Ferdinand Thieriot
Chamber Music, Volume Two
Hamburg Chamber Players
Ferdinand Heinrich Thieriot, 1838 in Hamburg geboren und 1919 in Schwarzenbek gestorben, ist ein heute in Deutschland weitgehend vergessener Komponist der Romantik. Insofern verwundert es nicht, dass die hier vorliegenden Aufnahmen mit fünf Werken seiner Kammermusik auf dem englischen CD-Label Toccata Classics erschienen sind – von der unter dem Namen Hamburg Chamber Players firmierenden Formation eingespielt.
Ferdinand Thieriot entstammte einer hugenottischen in Leipzig ansässigen Kaufmannsfamilie. Er wurde als sehr fähiger Cellist geschätzt, vor allem im Bereich der Kammermusik, weshalb auch diese CD besonders aufschlussreich erscheint. Einer von Thieriots Lehrern war der Münchner Joseph Rheinberger und von Jugend an war er mit Johannes Brahms befreundet. Insgesamt 15 Jahre wirkte Thieriot als Direktor des Musikvereins in der steirischen Stadt Graz. Später lebte er als freischaffender Komponist in Leipzig, wo seine Werke vom Gewandhausorchester aufgeführt wurden. Arthur Nikisch dirigierte seine Sinfonietta sogar in Boston.

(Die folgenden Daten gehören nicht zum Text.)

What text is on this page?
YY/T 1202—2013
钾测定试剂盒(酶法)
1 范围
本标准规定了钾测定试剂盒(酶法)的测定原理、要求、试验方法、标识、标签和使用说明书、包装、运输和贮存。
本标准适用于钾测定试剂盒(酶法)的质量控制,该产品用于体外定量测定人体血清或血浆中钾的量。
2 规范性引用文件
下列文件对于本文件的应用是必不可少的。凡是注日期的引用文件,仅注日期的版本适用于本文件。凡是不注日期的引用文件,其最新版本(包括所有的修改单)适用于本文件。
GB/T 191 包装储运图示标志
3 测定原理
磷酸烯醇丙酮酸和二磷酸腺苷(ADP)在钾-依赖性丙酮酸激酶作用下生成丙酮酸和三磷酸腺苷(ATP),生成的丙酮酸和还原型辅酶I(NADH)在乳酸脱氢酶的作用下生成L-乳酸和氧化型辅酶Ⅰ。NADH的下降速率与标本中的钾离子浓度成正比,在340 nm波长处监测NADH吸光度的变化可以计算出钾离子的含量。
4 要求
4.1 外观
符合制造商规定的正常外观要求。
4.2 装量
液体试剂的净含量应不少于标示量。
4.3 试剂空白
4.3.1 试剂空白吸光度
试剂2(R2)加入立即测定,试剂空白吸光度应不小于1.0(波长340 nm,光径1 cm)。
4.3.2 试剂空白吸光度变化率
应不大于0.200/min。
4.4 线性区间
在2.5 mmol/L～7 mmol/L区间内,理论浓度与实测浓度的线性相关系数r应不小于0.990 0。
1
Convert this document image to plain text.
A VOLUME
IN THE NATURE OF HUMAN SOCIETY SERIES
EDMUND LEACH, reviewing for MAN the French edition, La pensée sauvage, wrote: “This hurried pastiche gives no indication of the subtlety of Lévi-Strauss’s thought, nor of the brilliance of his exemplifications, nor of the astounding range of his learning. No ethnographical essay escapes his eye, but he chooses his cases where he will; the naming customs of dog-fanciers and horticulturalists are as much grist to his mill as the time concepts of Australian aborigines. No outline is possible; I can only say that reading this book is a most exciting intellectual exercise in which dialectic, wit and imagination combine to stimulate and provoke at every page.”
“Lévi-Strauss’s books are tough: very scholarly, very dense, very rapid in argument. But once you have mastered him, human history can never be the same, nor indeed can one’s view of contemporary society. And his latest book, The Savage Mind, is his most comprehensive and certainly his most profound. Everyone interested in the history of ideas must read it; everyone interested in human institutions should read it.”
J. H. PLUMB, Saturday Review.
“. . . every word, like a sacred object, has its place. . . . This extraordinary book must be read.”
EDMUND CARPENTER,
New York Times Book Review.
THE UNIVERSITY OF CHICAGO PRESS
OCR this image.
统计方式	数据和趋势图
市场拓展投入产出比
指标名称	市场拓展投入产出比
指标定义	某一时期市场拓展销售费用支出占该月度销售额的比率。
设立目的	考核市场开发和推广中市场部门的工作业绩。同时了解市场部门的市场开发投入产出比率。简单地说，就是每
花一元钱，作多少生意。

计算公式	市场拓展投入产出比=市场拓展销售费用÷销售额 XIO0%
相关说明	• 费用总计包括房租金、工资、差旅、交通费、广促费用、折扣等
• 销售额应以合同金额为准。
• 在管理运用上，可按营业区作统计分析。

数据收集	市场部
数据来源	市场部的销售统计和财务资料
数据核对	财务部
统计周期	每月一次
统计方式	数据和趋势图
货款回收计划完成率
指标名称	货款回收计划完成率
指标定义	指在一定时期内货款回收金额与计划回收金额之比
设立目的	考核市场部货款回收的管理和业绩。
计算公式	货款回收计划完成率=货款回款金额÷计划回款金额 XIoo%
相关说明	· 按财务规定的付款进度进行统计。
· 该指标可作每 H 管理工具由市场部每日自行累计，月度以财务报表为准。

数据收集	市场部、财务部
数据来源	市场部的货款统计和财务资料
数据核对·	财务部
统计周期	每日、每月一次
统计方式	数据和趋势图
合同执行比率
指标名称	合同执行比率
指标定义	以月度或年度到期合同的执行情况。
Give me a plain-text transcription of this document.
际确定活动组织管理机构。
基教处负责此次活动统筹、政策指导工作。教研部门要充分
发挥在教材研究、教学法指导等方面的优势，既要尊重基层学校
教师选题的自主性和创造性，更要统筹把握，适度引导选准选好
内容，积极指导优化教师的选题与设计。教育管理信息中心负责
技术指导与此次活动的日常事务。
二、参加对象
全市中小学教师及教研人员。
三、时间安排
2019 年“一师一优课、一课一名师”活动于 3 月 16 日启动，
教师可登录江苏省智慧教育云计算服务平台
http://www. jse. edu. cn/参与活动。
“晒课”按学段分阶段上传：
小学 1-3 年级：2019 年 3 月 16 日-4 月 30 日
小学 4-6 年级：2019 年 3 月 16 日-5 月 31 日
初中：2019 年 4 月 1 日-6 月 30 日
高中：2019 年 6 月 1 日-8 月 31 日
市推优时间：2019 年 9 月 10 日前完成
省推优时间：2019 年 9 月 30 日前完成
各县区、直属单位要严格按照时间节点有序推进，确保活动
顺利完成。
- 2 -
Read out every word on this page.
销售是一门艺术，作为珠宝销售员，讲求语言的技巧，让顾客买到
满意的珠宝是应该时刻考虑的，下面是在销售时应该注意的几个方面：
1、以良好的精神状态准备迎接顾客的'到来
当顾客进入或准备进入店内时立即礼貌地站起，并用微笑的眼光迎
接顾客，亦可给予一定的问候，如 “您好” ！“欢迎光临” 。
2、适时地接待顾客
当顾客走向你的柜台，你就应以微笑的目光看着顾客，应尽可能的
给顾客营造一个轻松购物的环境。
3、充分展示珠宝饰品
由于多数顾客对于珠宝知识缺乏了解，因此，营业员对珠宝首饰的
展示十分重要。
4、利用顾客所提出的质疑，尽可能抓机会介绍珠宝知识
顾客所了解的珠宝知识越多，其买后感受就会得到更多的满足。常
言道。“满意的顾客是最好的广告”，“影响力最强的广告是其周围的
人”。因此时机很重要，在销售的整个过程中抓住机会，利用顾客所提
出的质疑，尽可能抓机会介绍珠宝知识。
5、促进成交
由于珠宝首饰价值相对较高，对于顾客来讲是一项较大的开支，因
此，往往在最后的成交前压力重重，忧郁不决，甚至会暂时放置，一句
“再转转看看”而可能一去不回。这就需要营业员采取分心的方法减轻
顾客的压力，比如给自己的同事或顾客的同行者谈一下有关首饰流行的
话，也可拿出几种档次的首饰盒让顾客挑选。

Ferdinand Thieriot hat eine große Anzahl von Werken hinterlassen, darunter auch eine 1898 in Leipzig uraufgeführte Oper mit dem Titel Renata sowie eine „tragische Episode“ mit dem Titel Amor und Daura. Mehr als zehn Sinfonien, daneben so genannte Sinfoniettas und Ouvertüren sowie Suiten zählen zu den vielen Orchesterwerken des Komponisten. Dazu kommen noch Solokonzerte für Violine, Bratsche, Violoncello und sogar Orgel.
Das dunkel und warm tönende Quintett für zwei Violinen, Viola und zwei Celli begeistert mit seinem weit ausgreifenden, oft kontrapunktisch verzahnten Melos nicht nur im mit über zehn Minuten recht umfangreichen Allegro, dem ein besonders gesanglicher Lento-Satz folgt. Das Presto startet ausgesprochen furios, um im Folgenden geradezu tänzerisch zu wirbeln. Das Schluss-Allegro wirkt vor allem dank parallel geführter Deklamationen sehr kompakt.
Die beiden Adagios werden von der Bratschistin Julia Mensching und dem Organisten Alexander Bürkle in gleichsam gemeinsamem Atem vorgetragen. Später schließt sich noch ein viereinhalb Minuten dauerndes Larghetto an, in dem sich die Melodielinien anmutig und wirkungsvoll umspinnen. Bei der Suite für drei Celli folgen auf den beherzten Beginn des Kopfsatzes Allegro giocoso auch deutlich zurückgenommene Passagen. Der Adagio-Choral rundet dieses viersätzige Stück in logischer Form ab.
Dass der Text des Booklets in englischer Sprache abgedruckt ist, stört weniger als das trotz des großen Umfangs wenig gegliederte Schriftbild. Ein tabellarischer Überblick zum Wirken von Ferdinand Thieriot wäre eine gute Ergänzung.